The present invention relates to an arithmetic unit included in a digital signal processor to execute division operations.
Recently, with the trend toward introduction of digital systems into the field of mobile communications, the digital signal processor (hereinafter simply referred to as DSP) has been highlighted as a processor to be built in such an apparatus as a portable telephone.
In the digital mobile communications as described above, low power consumption aiming at prolongation of the operation time of a battery used and an improvement in the throughput for execution of a complicated application program in, for example, a voice codec are required of the DSP. Reduction in costs is also required of the DSP.
In the DSP, division is sometimes executed by using a nonrestoring division algorithm (see, for example, "DSP 56116 Digital Signal Processor User's Manual" by Motorola Inc., 1990). An example of a prior art arithmetic unit for dividing data of predetermined n bits by data of n bits pursuant to the nonrestoring division algorithm will be described hereunder with reference to a schematic block diagram shown in FIG. 5.

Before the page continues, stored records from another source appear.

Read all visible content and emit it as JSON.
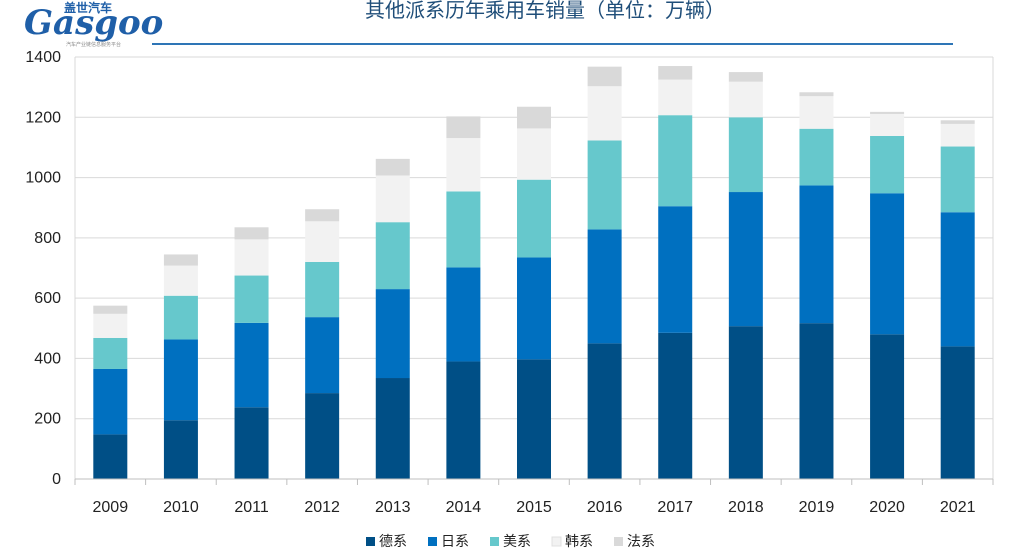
{
  "logo": {
    "brand": "Gasgoo",
    "brand_cn": "盖世汽车",
    "tagline": "汽车产业链信息服务平台"
  },
  "colors": {
    "title": "#1f4e79",
    "title_rule": "#2e75b6",
    "grid": "#d9d9d9"
  },
  "chart_data": {
    "type": "bar",
    "stacked": true,
    "title": "其他派系历年乘用车销量（单位：万辆）",
    "categories": [
      "2009",
      "2010",
      "2011",
      "2012",
      "2013",
      "2014",
      "2015",
      "2016",
      "2017",
      "2018",
      "2019",
      "2020",
      "2021"
    ],
    "ylim": [
      0,
      1400
    ],
    "yticks": [
      0,
      200,
      400,
      600,
      800,
      1000,
      1200,
      1400
    ],
    "grid": true,
    "legend_position": "bottom",
    "series": [
      {
        "name": "德系",
        "color": "#004f86",
        "values": [
          148,
          195,
          238,
          285,
          335,
          390,
          397,
          450,
          485,
          507,
          517,
          480,
          440
        ]
      },
      {
        "name": "日系",
        "color": "#0070c0",
        "values": [
          217,
          268,
          280,
          252,
          295,
          312,
          338,
          378,
          420,
          445,
          457,
          468,
          445
        ]
      },
      {
        "name": "美系",
        "color": "#66c8cc",
        "values": [
          103,
          145,
          157,
          183,
          222,
          252,
          258,
          295,
          302,
          248,
          188,
          190,
          218
        ]
      },
      {
        "name": "韩系",
        "color": "#f2f2f2",
        "values": [
          80,
          100,
          120,
          135,
          155,
          177,
          170,
          180,
          118,
          118,
          108,
          73,
          75
        ]
      },
      {
        "name": "法系",
        "color": "#d9d9d9",
        "values": [
          27,
          37,
          40,
          40,
          55,
          72,
          72,
          65,
          45,
          32,
          13,
          7,
          12
        ]
      }
    ]
  }
}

In FIG. 5, a register 101 having a length of n bits holds a divisor. A register 102 having a length of 2n bits holds "0" at its upper n bits and a dividend at its lower n bits. A shifter 103 shifts data from the register 102 by one bit to the left. In the shifter 103, the least significant bit is initially inserted with "0" and subsequently inserted with an inversion of a positive or negative sign signal indicative of a result of calculation. The upper n bits are delivered to an arithmetic and logic circuit 104 to be described later, and the lower n bits are delivered to the lower bits of the register 102. The arithmetic and logic circuit 104 having a bit length of n is connected to the register 101 and shifter 103, and it performs addition or subtraction in accordance with a signal indicative of positive or negative sign from the register 102 and delivers a result of calculation to the upper n bits of the register 102.
The arithmetic unit constructed as described above and its operation to execute division will be detailed below.
Firstly, the arithmetic and logic circuit 104 decides whether of data held by the register 102 is positive or negative. When the data is positive, it is meant thereby that a divisor could be subtracted. When the data is negative, an operation of shifting the data by one bit to the left and adding the divisor will result in the same calculation as subtraction executed at the data shifted to the left by one bit. Accordingly, the data held by the register 102 is shifted by one bit to the left by means of the shifter 103. After being shifted, in the initial step the least significant bit of the shifter 103 is fulfilled with "0" and in a subsequent step it is inserted with an inversion of a positive or negative signal indicative of a result of calculation. As a result of shifting, the upper n bits correspond to a remainder of an upper digit portion of a dividend and they are delivered to the arithmetic and logic circuit 104. As a result of shifting, the lower n bits correspond to a lower digit portion of the dividend and a number indicative of a quotient result up to the current step and they are delivered to the register 102. Next, if the initially decided value of the register 102 is negative, the value of the register 101 and an output of the shifter 103 are added together by means of the arithmetic and logic circuit 104. If the decided value of the register 102 is non-negative, the value of the register 101 is subtracted from the output of the shifter 103 by means of the arithmetic and logic circuit 104 and a result is stored in the register 102. Thereafter, the sign of the data in the register 102 is again decided. The above operation is repeated (n-1) times and finally, the positive or negative sign of the register 102 is decided. If negative, "0" is set to the least significant bit of the register 102 and if non-negative, "1" is set. As a result, a quotient is stored at the lower n bits of the register 102.
In the prior art example of an arithmetic unit, however, the shifter 103 is required to have a bit length of 2n and a path extending from the shifter 103 to the register 102 is needed, thus increasing the amount of hardware.
Further, which one of addition and subtraction the arithmetic and logic circuit 104 is to perform is controlled by a signal indicative of the positive or negative sign of data held by the register 102, thus making the control operation complicated. In order to realize the complicated control operation, large amount of hardware is needed. The large-sized hardware makes the DSP expensive and has many operating portions, raising a problem that consumptive power is increased.